OWNERSHIP UNDER CERTIFICATE OF TITLE STATUTE
The Auction urges the Court not to decide this case under the Uniform Commercial Code, but rather to apply the Illinois certificate of title statute. Because these vehicles were treated as fungible goods, the Court concludes that the UCC more appropriately governs this transaction. Even if the Court were to rely exclusively on the title statute, however, the auction does not benefit because the result remains the same.
The certificate of title statute requires that for a transfer of ownership to be effective, the owner must "execute to the transferee an assignment and warranty of the title in the space provided on the certificate . . . and cause the certificate and assignment to be mailed or delivered to the transferee or to the Secretary of State." 625 Ill. Comp. Stat. Ann. 5/3-112(a). If the Court were to apply only this general rule, it would be forced to conclude that neither Debtor nor the Auction owned the vehicles in dispute. The sellers never executed an assignment of the vehicles to either party. The assignment on the certificate of title was made to Debtor only after Debtor paid the Auction. The statute, however, creates two exceptions to this general rule that are relevant here. Applying either exception to the present facts, the Court must reach the conclusion that it did under the UCC: the Auction never became an owner of the vehicles, Debtor did.
The first exception maintains that a transfer of a motor vehicle will be effective "as between the parties," even where they have not complied with these provisions of section 3-112(a). 625 Ill. Comp. Stat. Ann. 5/3-112(e). The sales ticket lists Debtor as the buyer of these vehicles. The "parties" to the original transaction were the sellers and Debtor. Therefore, Debtor, and not the Auction, became the owner of these vehicles under this exception.

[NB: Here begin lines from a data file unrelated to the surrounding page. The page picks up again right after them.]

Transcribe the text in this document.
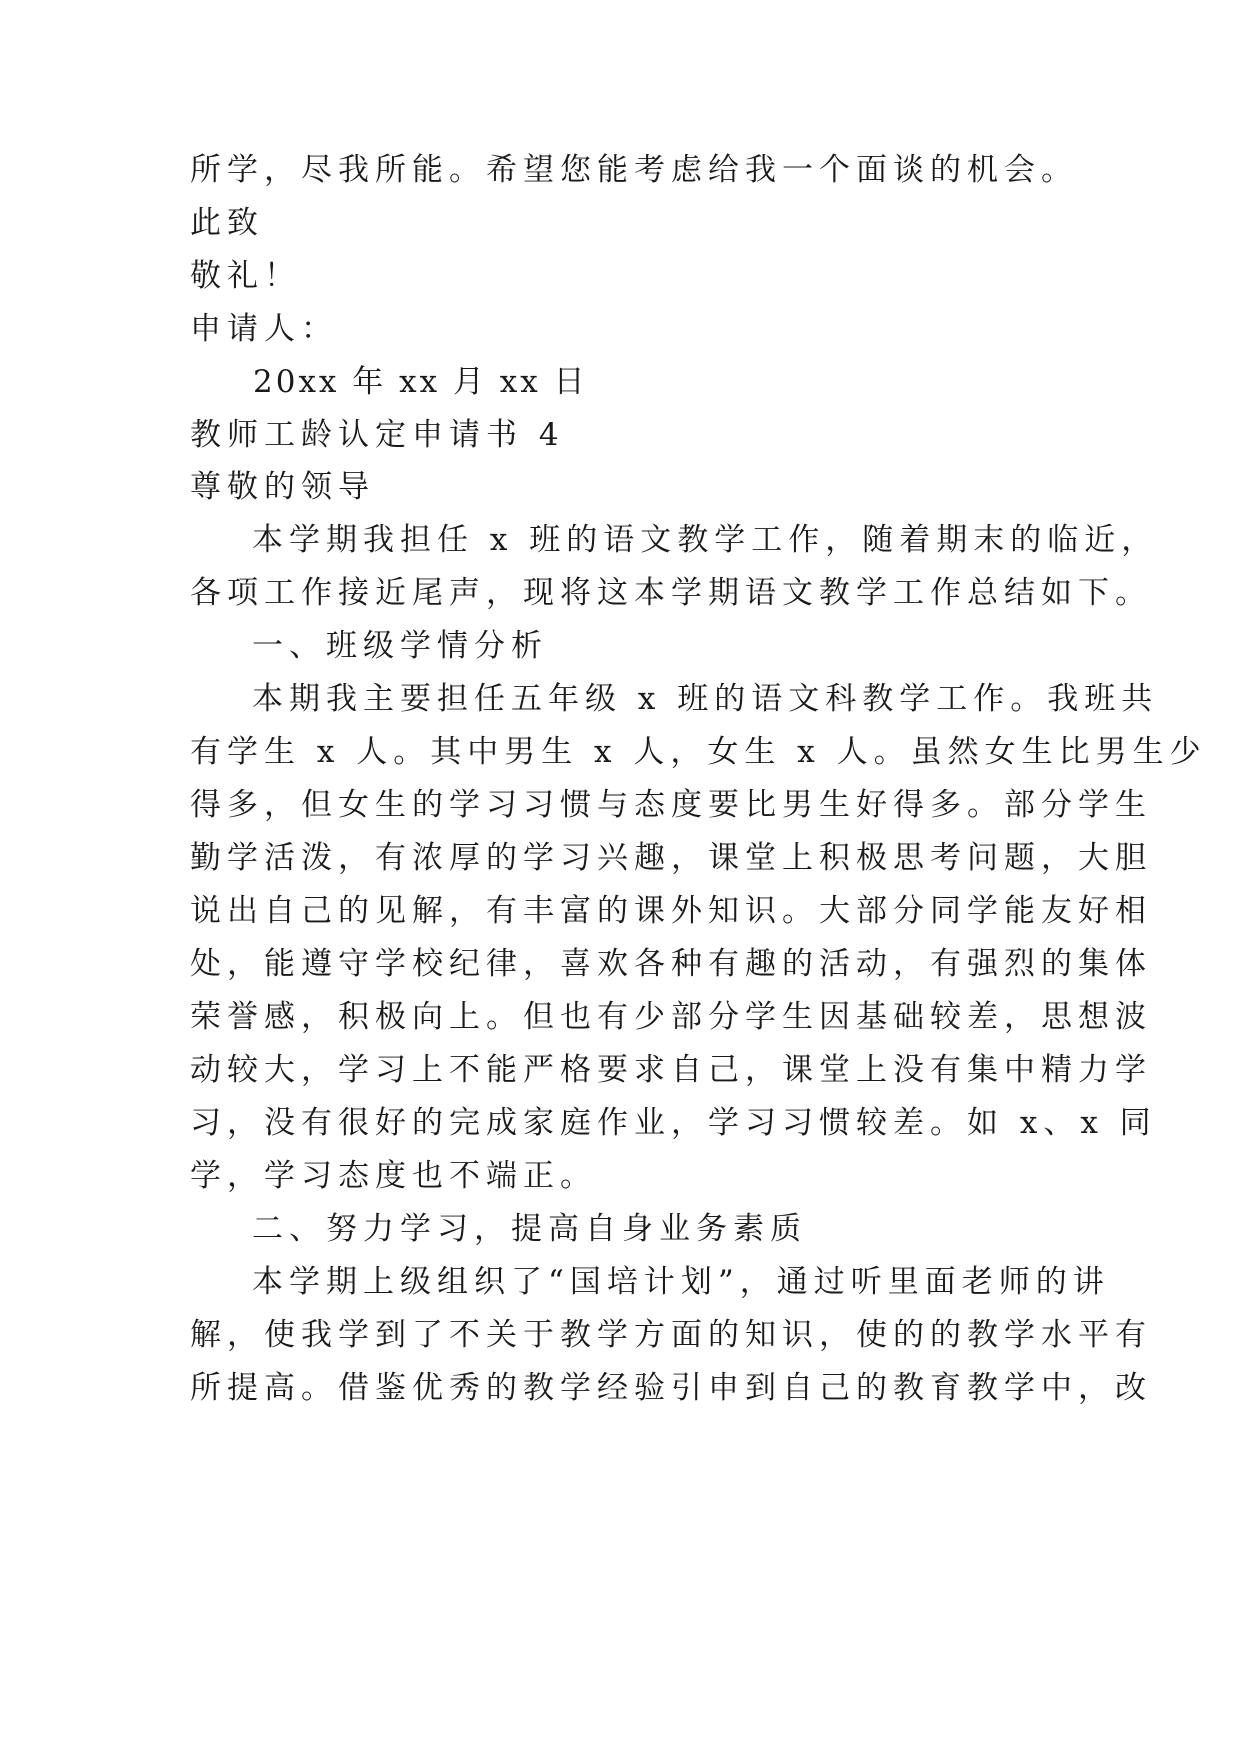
所学，尽我所能。希望您能考虑给我一个面谈的机会。
此致
敬礼！
申请人：
20xx 年 xx 月 xx 日
教师工龄认定申请书 4
尊敬的领导
本学期我担任 x 班的语文教学工作，随着期末的临近，
各项工作接近尾声，现将这本学期语文教学工作总结如下。
一、班级学情分析
本期我主要担任五年级 x 班的语文科教学工作。我班共
有学生 x 人。其中男生 x 人，女生 x 人。虽然女生比男生少
得多，但女生的学习习惯与态度要比男生好得多。部分学生
勤学活泼，有浓厚的学习兴趣，课堂上积极思考问题，大胆
说出自己的见解，有丰富的课外知识。大部分同学能友好相
处，能遵守学校纪律，喜欢各种有趣的活动，有强烈的集体
荣誉感，积极向上。但也有少部分学生因基础较差，思想波
动较大，学习上不能严格要求自己，课堂上没有集中精力学
习，没有很好的完成家庭作业，学习习惯较差。如 x、x 同
学，学习态度也不端正。
二、努力学习，提高自身业务素质
本学期上级组织了“国培计划”，通过听里面老师的讲
解，使我学到了不关于教学方面的知识，使的的教学水平有
所提高。借鉴优秀的教学经验引申到自己的教育教学中，改
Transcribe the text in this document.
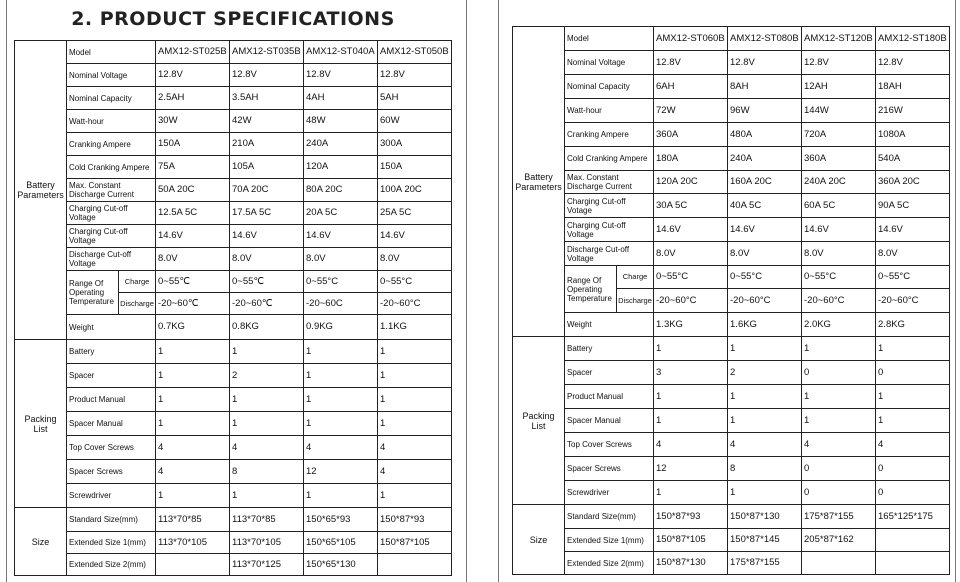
2. PRODUCT SPECIFICATIONS
Battery Parameters	Model		AMX12-ST025B	AMX12-ST035B	AMX12-ST040A	AMX12-ST050B
	Nominal Voltage		12.8V	12.8V	12.8V	12.8V
	Nominal Capacity		2.5AH	3.5AH	4AH	5AH
	Watt-hour		30W	42W	48W	60W
	Cranking Ampere		150A	210A	240A	300A
	Cold Cranking Ampere		75A	105A	120A	150A
	Max. Constant Discharge Current		50A 20C	70A 20C	80A 20C	100A 20C
	Charging Cut-off Voltage		12.5A 5C	17.5A 5C	20A 5C	25A 5C
	Charging Cut-off Voltage		14.6V	14.6V	14.6V	14.6V
	Discharge Cut-off Voltage		8.0V	8.0V	8.0V	8.0V
	Range Of Operating Temperature	Charge	0~55℃	0~55℃	0~55°C	0~55°C
		Discharge	-20~60℃	-20~60℃	-20~60C	-20~60°C
	Weight		0.7KG	0.8KG	0.9KG	1.1KG
Packing List	Battery		1	1	1	1
	Spacer		1	2	1	1
	Product Manual		1	1	1	1
	Spacer Manual		1	1	1	1
	Top Cover Screws		4	4	4	4
	Spacer Screws		4	8	12	4
	Screwdriver		1	1	1	1
Size	Standard Size(mm)		113*70*85	113*70*85	150*65*93	150*87*93
	Extended Size 1(mm)		113*70*105	113*70*105	150*65*105	150*87*105
	Extended Size 2(mm)			113*70*125	150*65*130	
Battery Parameters	Model		AMX12-ST060B	AMX12-ST080B	AMX12-ST120B	AMX12-ST180B
	Nominal Voltage		12.8V	12.8V	12.8V	12.8V
	Nominal Capacity		6AH	8AH	12AH	18AH
	Watt-hour		72W	96W	144W	216W
	Cranking Ampere		360A	480A	720A	1080A
	Cold Cranking Ampere		180A	240A	360A	540A
	Max. Constant Discharge Current		120A 20C	160A 20C	240A 20C	360A 20C
	Charging Cut-off Votage		30A 5C	40A 5C	60A 5C	90A 5C
	Charging Cut-off Voltage		14.6V	14.6V	14.6V	14.6V
	Discharge Cut-off Voltage		8.0V	8.0V	8.0V	8.0V
	Range Of Operating Temperature	Charge	0~55°C	0~55°C	0~55°C	0~55°C
		Discharge	-20~60°C	-20~60°C	-20~60°C	-20~60°C
	Weight		1.3KG	1.6KG	2.0KG	2.8KG
Packing List	Battery		1	1	1	1
	Spacer		3	2	0	0
	Product Manual		1	1	1	1
	Spacer Manual		1	1	1	1
	Top Cover Screws		4	4	4	4
	Spacer Screws		12	8	0	0
	Screwdriver		1	1	0	0
Size	Standard Size(mm)		150*87*93	150*87*130	175*87*155	165*125*175
	Extended Size 1(mm)		150*87*105	150*87*145	205*87*162	
	Extended Size 2(mm)		150*87*130	175*87*155		
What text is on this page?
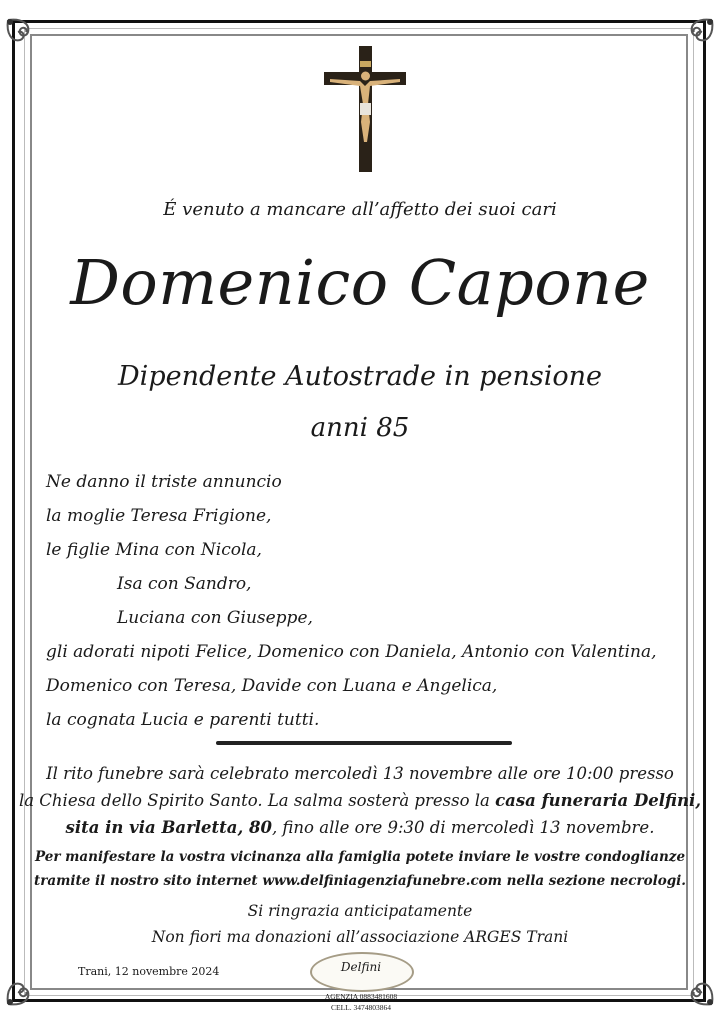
É venuto a mancare all’affetto dei suoi cari
Domenico Capone
Dipendente Autostrade in pensione
anni 85
Ne danno il triste annuncio
la moglie Teresa Frigione,
le figlie Mina con Nicola,
Isa con Sandro,
Luciana con Giuseppe,
gli adorati nipoti Felice, Domenico con Daniela, Antonio con Valentina,
Domenico con Teresa, Davide con Luana e Angelica,
la cognata Lucia e parenti tutti.
Il rito funebre sarà celebrato mercoledì 13 novembre alle ore 10:00 presso
la Chiesa dello Spirito Santo. La salma sosterà presso la casa funeraria Delfini,
sita in via Barletta, 80, fino alle ore 9:30 di mercoledì 13 novembre.
Per manifestare la vostra vicinanza alla famiglia potete inviare le vostre condoglianze
tramite il nostro sito internet www.delfiniagenziafunebre.com nella sezione necrologi.
Si ringrazia anticipatamente
Non fiori ma donazioni all’associazione ARGES Trani
Trani, 12 novembre 2024	Delfini
AGENZIA 0883481608
CELL. 3474803864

The second exception applies to dealers: "No certificate of title need be obtained for . . . [a] vehicle owned by a manufacturer or dealer and held for sale . . . provided a dealer reassignment area is still available on the manufacturer's certificate of origin or the Illinois title." 625 Ill. Comp. Stat. Ann. 5/3-102. Again, this suggests that Debtor rather than Auction owned the vehicles. The Auction did not act as a dealer, acquiring the vehicles and holding them for sale. Rather, the Auction allowed Debtor to take possession of the vehicles and hold them for sale on Debtor's terms.
The Auction relies on Seventh Circuit authority interpreting the certificate of title statute. In re Robison, 665 F.2d 166, 168-69 (7th Cir. 1981). Robison holds that, where the parties have not complied with the statute, the parties' intent must determine ownership. Id. Once again, the application of this rule favors Debtor. The evidence establishes that the Auction never intended to "own" the vehicles.
"Intent should be determined by an objective standard which takes into account the economic realities of the transaction rather than the subjective intent of the parties." In re Ide Jewelry Co., 75 B.R. 969, 977 (Bankr.S.D.N.Y. 1987) (citations omitted). The economic realities of this case clearly indicate that Debtor owned these vehicles, that he was absolutely liable for the purchase price, and that the Auction therefore was Debtor's creditor. The circumstances suggest that Auction held onto the certificates of title as a form of security, not as a means of retaining ownership. Therefore, the only result which can be reached under these facts is that the cars belonged to Debtor and became part of Debtor's estate on the day he filed bankruptcy.
WHEREFORE, Trustee's Complaint to Avoid Transfer and for Turnover is GRANTED.
FURTHER, the Court orders Defendant Greater Quad Cities Auto Auction to turn over all property or proceeds of property received by it from Debtor post-petition.
FURTHER, judgment shall enter accordingly.